Closed Matgrb closed 3 years ago
I am considering implementing this issue. However, I see a couple of problems. Pipeline might apply different steps before running the model. It can be extracting features, rescaling the data, over or undersampling and many others. If you want to apply SHAP to analyse a pipeline you have to first apply all transformers of the pipeline on the input data, and then apply the estimator. So there are following side effects:
Having in mind that we are able to support the pipelines partially for SHAP features, and when we do, the results might be misleading for the user, I think the user should apply all the transformations before passing it to e.g. ShapRFECV, Model interpret or ShapResemblance model.
This has certain drawbacks in case the user wants to use methods that require passing X1
and X2
or X_train
and X_test
, because then the user has to apply the transformers correctly on these sets. We might want to add a docs page, in which we explain how to handle model pipelines for different use cases. And throw an informative error if the model pipeline is passed to Shap.Explainer
@timvink @sbjelogr what do you think?
You have a good point, @Matgrb.
Indeed shap values are well defined for a model. The transformers might mess-up the interpretation quite a bit.
In the first point (Data rescaling and simple transformations
), as long as the transformations are linear (say MinMaxScaler), it's easy to translate the interpretations (even with a summary plot).
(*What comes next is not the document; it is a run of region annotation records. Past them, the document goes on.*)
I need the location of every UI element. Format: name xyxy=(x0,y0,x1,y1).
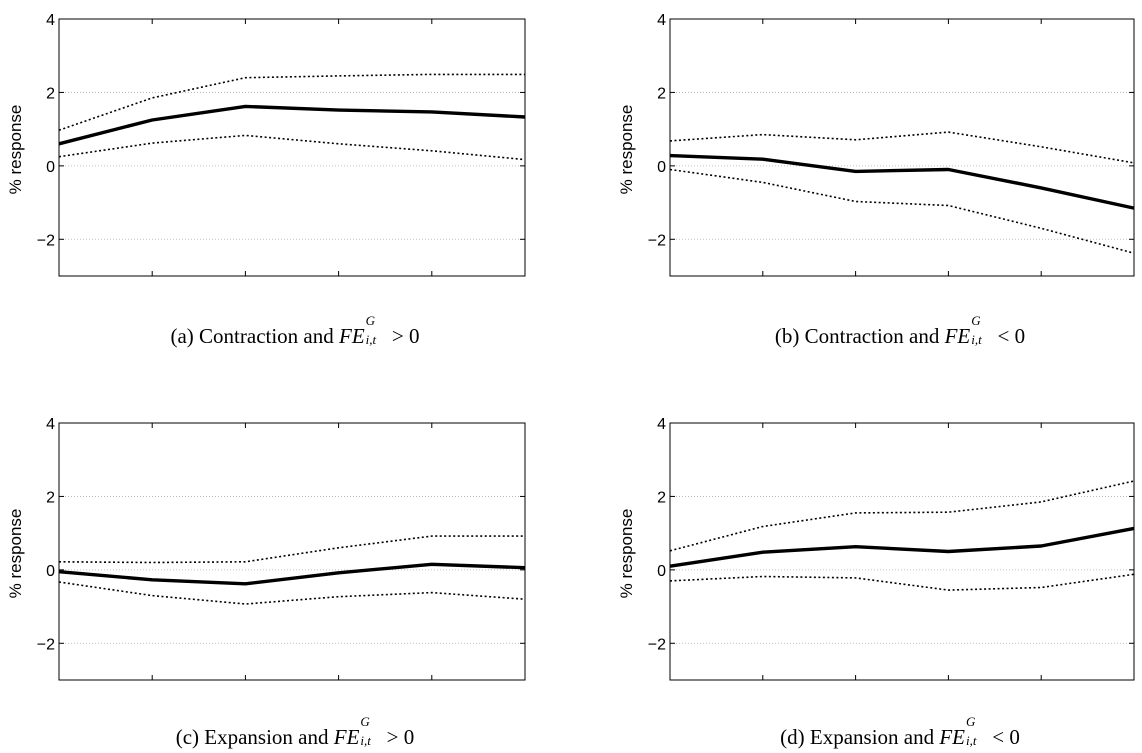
caption-prefix: (b) Contraction and xyxy=(774,324,940,348)
series-point-estimate xyxy=(669,153,1135,210)
caption-sup: G xyxy=(360,714,370,729)
series-lower-band xyxy=(669,168,1135,254)
chart-b: −2024012345% response xyxy=(617,12,1139,301)
caption-relation: < 0 xyxy=(997,324,1026,348)
y-tick-label: −2 xyxy=(37,636,55,653)
y-tick-label: −2 xyxy=(648,636,666,653)
caption-relation: > 0 xyxy=(386,725,415,749)
y-tick-label: 4 xyxy=(657,416,666,433)
panel-b: −2024012345% response xyxy=(610,0,1142,376)
series-upper-band xyxy=(669,131,1135,164)
caption-sub: i,t xyxy=(365,332,377,347)
series-lower-band xyxy=(669,573,1135,591)
series-point-estimate xyxy=(669,526,1135,568)
y-axis-label: % response xyxy=(617,509,636,599)
series-lower-band xyxy=(58,581,526,605)
caption-prefix: (a) Contraction and xyxy=(170,324,334,348)
y-axis-label: % response xyxy=(617,105,636,195)
y-tick-label: 2 xyxy=(657,85,666,102)
y-tick-label: 0 xyxy=(46,563,55,580)
y-tick-label: 2 xyxy=(657,489,666,506)
plot-frame xyxy=(58,18,526,277)
plot-frame xyxy=(58,422,526,681)
y-tick-label: 4 xyxy=(657,12,666,29)
panel-a: −2024012345% response xyxy=(0,0,571,376)
caption-math: FE xyxy=(944,324,971,348)
caption-sup: G xyxy=(966,714,976,729)
caption-math: FE xyxy=(339,324,365,348)
panel-d: −2024012345% response xyxy=(610,404,1142,753)
y-axis-label: % response xyxy=(6,105,25,195)
caption-relation: < 0 xyxy=(992,725,1020,749)
y-tick-label: 0 xyxy=(46,159,55,176)
caption-sub: i,t xyxy=(966,733,977,748)
y-tick-label: 2 xyxy=(46,85,55,102)
caption-sub: i,t xyxy=(971,332,982,347)
plot-frame xyxy=(669,422,1135,681)
caption-sup: G xyxy=(971,313,981,328)
series-upper-band xyxy=(58,535,525,564)
y-tick-label: 4 xyxy=(46,12,55,29)
caption-sup: G xyxy=(365,313,376,328)
caption-math: FE xyxy=(333,725,360,749)
series-lower-band xyxy=(58,134,526,161)
caption-sub: i,t xyxy=(360,733,371,748)
plot-frame xyxy=(669,18,1135,277)
series-upper-band xyxy=(58,73,525,131)
caption-prefix: (c) Expansion and xyxy=(175,725,329,749)
y-tick-label: −2 xyxy=(37,232,55,249)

However, in this category you might have some other transformers (like the imputers, FunctionTransormers, or any categorical encoder that encodes the target information (Example WoeEncoders), that are not so easy to interpret.
In addition, depending on how you use imblearn
transfromers on a training and validation set, you might have very misleading shap interpretations (recall that shap always calculates the marginal contribution of a feature relative to the average target distribution on your sample, and imblearn transformers are probably gonna mess up the average distribution of the sample, hence affecting the shap interpretations)
I would suggest to have a warning being raised by default in the first case (that might be turned off by a verbosity flag for example), something like
def func_name(...,verbosity=1,):
if verbosity >1:
warnings.warn("Shap interpretation might not be well defined with a pipeline. The recommended approach is to first apply the transformers, and then use the function with the last step of the pipeline"
In addition, all the three points you mention definitely an issue when you need to use shap
for interpretation purposes.
However, in the context of feature selection, with ShapRFECV, probably you might be able to have looser requirements on which transformers you reject by raising an error)
I think for now it will be safer to just not support model pipelines and ask users to apply it beforehand.
Indeed ShapRFECV could have looser requirements, let's see if users of the package make more issues about it, and how they want to use it in their example code.
For now I added an error with a message explaining that we don't support it and they need to apply the transformers beforehand.
Problem Description Currently, when passing the model pipeline to any shap feature, we use SHAP explainer to explain it directly, which causes an error.
Desired Outcome All shap features e.g. ShapRFECV should support using sklearn and imblearn pipelines.
Solution Outline Before passing the model to shap.explainer in
probatus.uitils.shap_helpers.shap_calc
check if the model is a model pipeline and if so, extract the last step from it. The support for the pipelines will be quite limited. It will only work if the previous steps of the pipeline do not perturb the feature names or number of features. For instance, if the user uses PCA to reduce number of features, this will cause that the model is not analysable using SHAP anymore.